Inside the mansion Wells had returned to his perch in the communications room. The closed circuit monitors had him totally frustrated, and squinting his good eye to make sense of their pictures had done him no good at all. Wells stripped back the shades from the windows overlooking the courtyard, but he could make out only the closest shapes at their posts.
The nagging feeling in his gut increased, the icy fingers of foreboding tightening their grasp. Nothing could possibly be wrong. And yet he felt something was. There had been no reports of anything strange or suspicious from his patrols beyond the walls, and surely no assault could come without at least some of them being alerted.
Wells was nonetheless restless. None of the logical assurances could override his feeling of dread. His nerves were getting to him. Maybe his repeated failure to eliminate McCracken had something to do with it. Failure was something Wells seldom experienced. But McCracken had finally been killed in Arkansas. If there was someone here on the island, it wasn’t McCracken.

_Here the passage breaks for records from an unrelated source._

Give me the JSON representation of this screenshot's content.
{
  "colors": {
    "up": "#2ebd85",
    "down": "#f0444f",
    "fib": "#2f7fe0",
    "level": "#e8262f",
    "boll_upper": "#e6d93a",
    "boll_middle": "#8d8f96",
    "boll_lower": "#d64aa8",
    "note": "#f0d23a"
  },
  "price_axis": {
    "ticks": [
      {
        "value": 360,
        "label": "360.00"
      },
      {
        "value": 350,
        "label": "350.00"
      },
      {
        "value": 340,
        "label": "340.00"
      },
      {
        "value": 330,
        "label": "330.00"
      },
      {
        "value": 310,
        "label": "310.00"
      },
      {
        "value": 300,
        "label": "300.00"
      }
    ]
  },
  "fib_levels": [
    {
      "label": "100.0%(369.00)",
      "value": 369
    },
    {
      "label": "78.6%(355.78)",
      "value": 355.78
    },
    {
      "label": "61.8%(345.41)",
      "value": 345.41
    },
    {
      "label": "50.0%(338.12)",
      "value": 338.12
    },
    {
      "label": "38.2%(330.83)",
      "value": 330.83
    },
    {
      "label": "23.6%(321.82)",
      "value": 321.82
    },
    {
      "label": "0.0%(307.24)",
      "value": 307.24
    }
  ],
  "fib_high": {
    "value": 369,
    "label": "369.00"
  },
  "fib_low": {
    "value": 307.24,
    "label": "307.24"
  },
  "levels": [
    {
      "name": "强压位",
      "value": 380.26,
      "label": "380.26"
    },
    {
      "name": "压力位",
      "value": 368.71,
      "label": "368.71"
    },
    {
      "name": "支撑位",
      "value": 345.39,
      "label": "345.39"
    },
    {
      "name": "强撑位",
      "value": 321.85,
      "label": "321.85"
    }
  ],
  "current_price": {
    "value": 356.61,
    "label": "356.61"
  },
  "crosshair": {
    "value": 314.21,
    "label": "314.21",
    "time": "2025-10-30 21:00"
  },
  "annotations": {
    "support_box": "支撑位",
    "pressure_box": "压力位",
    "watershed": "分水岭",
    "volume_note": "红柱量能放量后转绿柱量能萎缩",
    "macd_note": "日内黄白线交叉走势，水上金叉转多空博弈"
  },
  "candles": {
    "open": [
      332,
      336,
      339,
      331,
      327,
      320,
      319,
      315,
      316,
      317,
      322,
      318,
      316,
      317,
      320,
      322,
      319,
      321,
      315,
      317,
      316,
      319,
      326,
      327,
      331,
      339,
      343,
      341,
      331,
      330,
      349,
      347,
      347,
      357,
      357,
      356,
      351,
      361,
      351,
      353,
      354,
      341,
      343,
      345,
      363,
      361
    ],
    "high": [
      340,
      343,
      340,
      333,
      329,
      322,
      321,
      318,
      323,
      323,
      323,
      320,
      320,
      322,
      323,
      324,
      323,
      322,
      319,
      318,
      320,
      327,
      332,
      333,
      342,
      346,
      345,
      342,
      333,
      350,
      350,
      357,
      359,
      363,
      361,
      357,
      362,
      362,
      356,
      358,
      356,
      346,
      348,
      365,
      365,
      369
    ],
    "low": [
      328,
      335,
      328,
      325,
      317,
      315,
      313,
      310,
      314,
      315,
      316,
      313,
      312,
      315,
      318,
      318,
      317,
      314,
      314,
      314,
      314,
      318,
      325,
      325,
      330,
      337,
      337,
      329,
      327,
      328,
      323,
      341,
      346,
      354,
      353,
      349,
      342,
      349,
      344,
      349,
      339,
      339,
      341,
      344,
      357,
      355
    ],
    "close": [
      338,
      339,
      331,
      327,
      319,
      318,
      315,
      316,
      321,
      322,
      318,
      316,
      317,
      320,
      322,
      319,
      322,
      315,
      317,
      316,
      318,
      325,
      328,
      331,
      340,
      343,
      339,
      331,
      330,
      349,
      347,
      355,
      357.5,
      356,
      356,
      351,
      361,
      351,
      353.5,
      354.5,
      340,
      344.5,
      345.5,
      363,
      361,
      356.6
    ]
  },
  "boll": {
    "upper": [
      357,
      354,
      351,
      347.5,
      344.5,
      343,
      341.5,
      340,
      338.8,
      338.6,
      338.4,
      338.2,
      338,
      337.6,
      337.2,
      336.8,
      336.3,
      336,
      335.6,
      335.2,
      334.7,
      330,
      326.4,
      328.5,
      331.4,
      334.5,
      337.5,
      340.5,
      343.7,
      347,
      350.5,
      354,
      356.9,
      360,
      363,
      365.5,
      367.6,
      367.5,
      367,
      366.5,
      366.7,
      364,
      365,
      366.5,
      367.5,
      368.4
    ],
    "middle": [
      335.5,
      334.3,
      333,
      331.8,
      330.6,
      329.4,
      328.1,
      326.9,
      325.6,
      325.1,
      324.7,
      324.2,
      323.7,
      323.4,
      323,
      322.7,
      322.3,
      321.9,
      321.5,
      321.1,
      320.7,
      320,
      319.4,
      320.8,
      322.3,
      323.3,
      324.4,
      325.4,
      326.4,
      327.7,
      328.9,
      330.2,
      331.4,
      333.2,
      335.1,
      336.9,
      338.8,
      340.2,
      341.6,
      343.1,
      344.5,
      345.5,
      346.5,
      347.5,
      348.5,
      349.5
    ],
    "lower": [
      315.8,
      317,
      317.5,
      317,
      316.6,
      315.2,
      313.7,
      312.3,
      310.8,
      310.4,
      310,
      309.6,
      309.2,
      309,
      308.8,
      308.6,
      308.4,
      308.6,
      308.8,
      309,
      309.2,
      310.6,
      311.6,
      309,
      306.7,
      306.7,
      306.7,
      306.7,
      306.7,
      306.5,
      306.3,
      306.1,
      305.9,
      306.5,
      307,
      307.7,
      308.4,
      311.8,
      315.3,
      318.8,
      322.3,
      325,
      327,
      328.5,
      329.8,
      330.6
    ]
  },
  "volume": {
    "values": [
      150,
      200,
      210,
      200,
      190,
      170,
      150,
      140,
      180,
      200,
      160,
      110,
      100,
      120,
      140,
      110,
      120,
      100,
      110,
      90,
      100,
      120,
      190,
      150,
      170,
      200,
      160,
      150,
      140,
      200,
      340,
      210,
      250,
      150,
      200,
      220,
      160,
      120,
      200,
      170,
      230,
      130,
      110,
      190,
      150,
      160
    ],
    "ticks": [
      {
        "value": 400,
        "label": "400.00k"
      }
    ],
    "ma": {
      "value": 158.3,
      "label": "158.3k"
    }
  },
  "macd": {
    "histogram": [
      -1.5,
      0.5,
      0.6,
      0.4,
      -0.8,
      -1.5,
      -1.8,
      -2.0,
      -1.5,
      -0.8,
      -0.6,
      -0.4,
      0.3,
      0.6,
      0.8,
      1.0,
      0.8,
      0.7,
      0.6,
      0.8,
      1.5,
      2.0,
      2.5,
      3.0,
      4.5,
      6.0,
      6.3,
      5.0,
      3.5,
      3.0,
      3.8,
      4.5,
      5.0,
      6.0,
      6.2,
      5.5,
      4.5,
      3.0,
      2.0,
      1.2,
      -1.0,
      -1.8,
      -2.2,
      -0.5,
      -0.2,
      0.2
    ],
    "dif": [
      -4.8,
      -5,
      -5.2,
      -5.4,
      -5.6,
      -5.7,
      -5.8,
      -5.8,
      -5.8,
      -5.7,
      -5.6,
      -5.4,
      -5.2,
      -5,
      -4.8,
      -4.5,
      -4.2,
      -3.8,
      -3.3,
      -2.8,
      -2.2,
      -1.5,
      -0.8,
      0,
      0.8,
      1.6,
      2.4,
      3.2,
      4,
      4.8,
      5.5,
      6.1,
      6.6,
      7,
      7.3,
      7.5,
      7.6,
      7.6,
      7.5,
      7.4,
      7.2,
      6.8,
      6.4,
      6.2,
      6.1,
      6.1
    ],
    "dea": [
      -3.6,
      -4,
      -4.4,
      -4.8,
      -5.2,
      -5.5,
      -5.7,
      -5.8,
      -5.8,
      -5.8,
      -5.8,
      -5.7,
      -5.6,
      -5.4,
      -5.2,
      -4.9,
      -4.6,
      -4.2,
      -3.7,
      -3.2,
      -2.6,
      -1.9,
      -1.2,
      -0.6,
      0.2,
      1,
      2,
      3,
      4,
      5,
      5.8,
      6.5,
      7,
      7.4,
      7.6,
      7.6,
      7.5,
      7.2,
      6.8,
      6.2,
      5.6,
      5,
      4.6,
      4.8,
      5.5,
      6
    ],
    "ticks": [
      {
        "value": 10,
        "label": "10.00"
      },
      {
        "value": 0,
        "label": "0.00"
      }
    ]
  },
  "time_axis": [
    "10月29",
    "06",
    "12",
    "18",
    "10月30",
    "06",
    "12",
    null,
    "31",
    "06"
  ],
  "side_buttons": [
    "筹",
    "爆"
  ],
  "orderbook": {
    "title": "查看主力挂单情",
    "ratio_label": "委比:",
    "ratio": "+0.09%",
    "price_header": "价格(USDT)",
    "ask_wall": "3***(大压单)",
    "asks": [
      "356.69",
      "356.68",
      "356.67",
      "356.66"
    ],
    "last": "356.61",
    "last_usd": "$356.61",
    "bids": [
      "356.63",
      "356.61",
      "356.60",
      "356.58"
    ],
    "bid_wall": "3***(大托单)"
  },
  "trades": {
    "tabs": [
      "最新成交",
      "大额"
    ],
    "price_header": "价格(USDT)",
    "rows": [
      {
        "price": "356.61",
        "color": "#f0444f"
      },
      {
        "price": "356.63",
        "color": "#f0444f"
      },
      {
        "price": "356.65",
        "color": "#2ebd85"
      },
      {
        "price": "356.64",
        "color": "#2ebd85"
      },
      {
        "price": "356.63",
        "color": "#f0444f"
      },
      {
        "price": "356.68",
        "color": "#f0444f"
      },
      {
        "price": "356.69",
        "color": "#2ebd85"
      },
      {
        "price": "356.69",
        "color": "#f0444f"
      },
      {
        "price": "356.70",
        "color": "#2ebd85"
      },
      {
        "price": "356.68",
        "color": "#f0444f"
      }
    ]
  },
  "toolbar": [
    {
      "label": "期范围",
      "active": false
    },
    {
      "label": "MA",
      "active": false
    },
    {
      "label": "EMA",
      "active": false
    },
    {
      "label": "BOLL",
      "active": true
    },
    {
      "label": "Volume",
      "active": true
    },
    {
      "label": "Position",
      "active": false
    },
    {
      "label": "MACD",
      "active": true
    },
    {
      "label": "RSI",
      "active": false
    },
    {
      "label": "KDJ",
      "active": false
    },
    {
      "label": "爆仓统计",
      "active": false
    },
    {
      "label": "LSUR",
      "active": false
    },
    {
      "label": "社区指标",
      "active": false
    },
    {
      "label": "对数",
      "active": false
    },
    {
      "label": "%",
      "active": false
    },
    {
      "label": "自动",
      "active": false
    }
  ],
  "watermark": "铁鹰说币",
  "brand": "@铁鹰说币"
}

“Get me the guard on duty at the dock,” he called to the man monitoring the communications console.
Wareagle stopped.
“What’s wrong?” Blaine whispered.
“More men inside the courtyard,” Johnny told him. “If we shoot down the wall guards but do nothing about the men in the courtyard, our presence will be given away to those inside.”
“The element of surprise is all we have. We can’t lose that.” McCracken thought quickly. “We’ve got to attack the men inside the courtyard at the same time we take out the guards patrolling the wall.”
The three Indians Wareagle had dispatched arrived within seconds of one another. Blaine didn’t bother asking how they had located their leader. They behaved like homing pigeons.
Pigeons … Trees …
Blaine glanced up through the falling snow. Trees surrounded the wall, some of them hanging over or close to it. The right men up there with the right weapons could take care of the courtyard and the wall. He explained the plan briefly to Wareagle.
“Can your boys get up in those without being seen, Indian?” he asked finally.
“They can get anywhere without being seen, Blainey, until circumstances force them to appear. Once in the courtyard, their presence will not be secret long from those inside the mansion.”
“Just get me to the front door, Indian,” Blaine told him. “I’ll take care of the rest.”